A recent decision of the Ontario Superior Court of Justice will likely embolden creditors and trigger more aggressive litigation over set-off claims in insolvency files.
In February of 2018, HSBC removed $6.8 million from the operating account of Carillion Canada Inc., despite an initial order under the Companies’ Creditors Arrangement Act staying enforcement steps against the Carillion parties. While a minor monetary fine was imposed against HSBC for their conduct, Chief Justice Morawetz held in Carillion Canada Inc., Re, 2022 ONSC 4617 that HSBC did not need to return the money. This novel decision has wide-spread consequences for set-off claimants in insolvency proceedings, and raises a pressing question: when should creditors jump the line?
Carillion continued to use the HSBC account as its operating account over the course of its CCAA proceedings. At one point, Carillion entered into an asset sale, which released $50 million to the HSBC account. According to Carillion, all but approximately $2.5 million of the funds held in the HSBC account had been allocated to business expenses and/or impressed with super-priority charges. Post-sale, certain letters of credit were called on, which caused HSBC to pay out $6.8M.

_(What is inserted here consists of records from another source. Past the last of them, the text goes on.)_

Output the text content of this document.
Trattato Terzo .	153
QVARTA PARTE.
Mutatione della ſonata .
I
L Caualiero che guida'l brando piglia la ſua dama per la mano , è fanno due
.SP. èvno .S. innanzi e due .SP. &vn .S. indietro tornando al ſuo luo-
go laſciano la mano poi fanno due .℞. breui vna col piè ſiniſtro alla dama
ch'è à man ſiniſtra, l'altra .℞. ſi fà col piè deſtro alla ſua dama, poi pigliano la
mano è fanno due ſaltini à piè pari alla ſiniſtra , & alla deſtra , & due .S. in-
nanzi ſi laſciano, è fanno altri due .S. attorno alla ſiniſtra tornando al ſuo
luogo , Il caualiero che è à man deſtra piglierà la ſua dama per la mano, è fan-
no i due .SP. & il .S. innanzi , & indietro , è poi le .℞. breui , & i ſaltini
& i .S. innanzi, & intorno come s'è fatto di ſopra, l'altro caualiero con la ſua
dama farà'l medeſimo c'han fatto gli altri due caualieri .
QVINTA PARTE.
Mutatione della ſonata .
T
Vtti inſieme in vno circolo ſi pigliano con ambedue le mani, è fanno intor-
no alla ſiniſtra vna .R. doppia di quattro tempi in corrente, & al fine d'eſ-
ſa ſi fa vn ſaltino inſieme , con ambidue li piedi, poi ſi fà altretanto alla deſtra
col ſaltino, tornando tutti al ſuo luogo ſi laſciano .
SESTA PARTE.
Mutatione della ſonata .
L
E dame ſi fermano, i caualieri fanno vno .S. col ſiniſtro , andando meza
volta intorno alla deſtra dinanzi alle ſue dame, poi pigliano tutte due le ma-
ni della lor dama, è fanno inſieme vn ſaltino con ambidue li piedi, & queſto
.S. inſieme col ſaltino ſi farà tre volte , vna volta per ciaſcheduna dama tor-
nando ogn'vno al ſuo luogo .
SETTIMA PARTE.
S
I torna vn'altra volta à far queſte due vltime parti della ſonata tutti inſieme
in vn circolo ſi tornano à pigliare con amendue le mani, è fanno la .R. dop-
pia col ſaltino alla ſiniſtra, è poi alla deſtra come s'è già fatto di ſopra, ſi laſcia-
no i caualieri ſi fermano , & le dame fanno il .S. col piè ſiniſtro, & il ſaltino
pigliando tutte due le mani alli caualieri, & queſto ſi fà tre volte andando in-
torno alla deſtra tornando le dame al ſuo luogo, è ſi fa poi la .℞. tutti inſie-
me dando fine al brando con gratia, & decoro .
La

The HSBC account was subject to an account agreement which provided that HSBC could “consolidate and set-off” amounts owing by Carillion. HSBC and Carillion had also previously entered into other agreements which expressly granted HSBC the contractual right of set-off. Accordingly, 12 days post-pay out, HSBC advised Carillion that it would take $6.8 million from the operating account for itself, in an exercise of its contractual and legal set-off rights. HSBC did not seek leave of the Court to do so, and unilaterally took the money, despite Carillion’s claim that $4.3 million of the $6.8 million were encumbered funds.